The University of Notre Dame will re-file its lawsuit against the HHS contraceptive mandate today, according to The National Catholic Reporter (NCR).
The university named after Our Lady, the Blessed Virgin Mary, had originally filed suit last year, but the suit was dismissed in January 2013 because the mandate had not yet taken effect and the Obama administration had promised further accommodations for faith-based organizations seeking exemption. Since then, the administration announced that there would be no further accommodations and the mandate would take effect on January 1, 2014.
Just last week, the Supreme Court announced that it has agreed to hear two cases challenging the controversial mandate, which requires organizations—including Catholic schools—to provide health insurance coverage for contraceptive and abortifacient drugs, as well as sterilization for its employees.
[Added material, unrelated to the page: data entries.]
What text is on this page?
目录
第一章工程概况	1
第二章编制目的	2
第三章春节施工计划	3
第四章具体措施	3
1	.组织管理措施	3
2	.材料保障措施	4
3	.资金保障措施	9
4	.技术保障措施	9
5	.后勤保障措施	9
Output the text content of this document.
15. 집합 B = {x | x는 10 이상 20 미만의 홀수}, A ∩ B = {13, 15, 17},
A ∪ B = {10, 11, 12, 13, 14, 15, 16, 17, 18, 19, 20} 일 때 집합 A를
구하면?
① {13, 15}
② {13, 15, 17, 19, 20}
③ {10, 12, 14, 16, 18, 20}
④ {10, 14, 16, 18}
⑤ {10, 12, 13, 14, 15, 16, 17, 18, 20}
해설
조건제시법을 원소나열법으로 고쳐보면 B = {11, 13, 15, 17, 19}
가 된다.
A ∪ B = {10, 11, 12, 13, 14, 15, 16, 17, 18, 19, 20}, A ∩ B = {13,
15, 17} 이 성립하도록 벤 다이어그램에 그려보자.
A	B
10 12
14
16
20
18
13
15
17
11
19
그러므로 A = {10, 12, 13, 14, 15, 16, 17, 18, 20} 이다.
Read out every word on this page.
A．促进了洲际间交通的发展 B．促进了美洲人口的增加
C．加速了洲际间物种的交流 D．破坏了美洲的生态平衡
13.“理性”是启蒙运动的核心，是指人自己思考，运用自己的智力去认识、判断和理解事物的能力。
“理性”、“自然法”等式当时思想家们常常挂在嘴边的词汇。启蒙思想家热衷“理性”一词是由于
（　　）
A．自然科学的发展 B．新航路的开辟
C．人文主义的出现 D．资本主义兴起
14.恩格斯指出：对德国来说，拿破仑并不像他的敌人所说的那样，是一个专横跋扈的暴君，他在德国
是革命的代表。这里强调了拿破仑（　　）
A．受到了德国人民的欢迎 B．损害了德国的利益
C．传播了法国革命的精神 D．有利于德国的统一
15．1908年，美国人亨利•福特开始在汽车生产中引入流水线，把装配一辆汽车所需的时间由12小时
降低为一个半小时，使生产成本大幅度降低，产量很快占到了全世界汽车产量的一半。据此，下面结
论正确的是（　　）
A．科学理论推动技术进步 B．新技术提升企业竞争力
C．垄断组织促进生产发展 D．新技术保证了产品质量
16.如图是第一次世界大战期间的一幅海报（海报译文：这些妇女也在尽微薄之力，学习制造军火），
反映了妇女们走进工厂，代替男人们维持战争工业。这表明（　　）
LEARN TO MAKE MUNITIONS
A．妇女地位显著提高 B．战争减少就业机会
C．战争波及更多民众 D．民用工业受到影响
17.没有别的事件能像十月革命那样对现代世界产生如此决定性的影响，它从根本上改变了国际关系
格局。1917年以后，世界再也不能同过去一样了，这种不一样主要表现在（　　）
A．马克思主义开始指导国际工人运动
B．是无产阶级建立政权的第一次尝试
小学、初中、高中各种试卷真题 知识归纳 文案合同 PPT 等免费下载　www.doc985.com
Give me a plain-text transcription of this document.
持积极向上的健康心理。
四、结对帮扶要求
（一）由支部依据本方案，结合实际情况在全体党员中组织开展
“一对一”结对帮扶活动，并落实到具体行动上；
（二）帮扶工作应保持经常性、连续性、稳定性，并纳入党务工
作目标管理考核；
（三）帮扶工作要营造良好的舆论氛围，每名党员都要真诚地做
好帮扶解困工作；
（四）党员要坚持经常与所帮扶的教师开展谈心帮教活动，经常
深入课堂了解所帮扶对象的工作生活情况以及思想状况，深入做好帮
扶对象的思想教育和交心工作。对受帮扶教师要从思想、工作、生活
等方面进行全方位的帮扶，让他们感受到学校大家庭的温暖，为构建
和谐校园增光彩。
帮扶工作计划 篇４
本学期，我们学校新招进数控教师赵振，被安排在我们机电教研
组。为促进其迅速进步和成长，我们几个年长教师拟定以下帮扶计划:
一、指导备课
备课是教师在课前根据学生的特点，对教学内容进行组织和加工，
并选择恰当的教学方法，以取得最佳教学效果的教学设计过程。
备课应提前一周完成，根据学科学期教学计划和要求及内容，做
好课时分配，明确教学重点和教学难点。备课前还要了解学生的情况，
The Reporter provides the follow excerpt from Notre Dame’s complaint, which was filed in the U.S.District Court for Northern Indiana:
This lawsuit is about one of America’s most cherished freedoms: the freedom to practice one’s religion without government interference. It is not about whether people have a right to abortion-inducing drugs, sterilization, and contraception. Those services are, and will continue to be, freely available in the United States, and nothing prevents the Government itself from making them more widely available. But the right to such services does not authorize the Government to force the University of Notre Dame (“Notre Dame”) to pay for, facilitate access to, and/or become entangled in the provision of products, services, practices, and speech that are contrary to its sincerely held religious beliefs. It does not authorize the Government to coerce Notre Dame to participate in a program whose central financial premise—“cost neutrality” through reductions in the number of childbirths—is antithetical to Notre Dame’s faith. Finally, it does not authorize the Government to require Notre Dame to facilitate and appear to endorse practices that Catholic doctrine considers morally wrong.
In an interview with NCR, Notre Dame’s president, the Rev. John Jenkins,said the decision to re-file the lawsuit was “a tough decision.
“In the end, I wasn’t comfortable with where it [the mandate] placed Notre Dame,” Jenkins said.
“What I couldn’t get around was that a right found in the Constitution and in prior legislation is now being granted as an accommodation to us at the discretion of the administration.”
Fr. Jenkins said the mandate “diminishes our religious freedom.”
The complaint states, “Notre Dame’s mission is just as central to Catholic faith and life as the mission of Catholic houses of worship.”
Fr. Jenkins rightly points out that the HHS mandate would curtail Notre Dame’s religious freedom. His additional comment in today’s statement, “We have sought neither to prevent women from having access to services, nor even to prevent the government from providing them,” creates confusion though as to the university’s real resolve to oppose the mandate’s intent.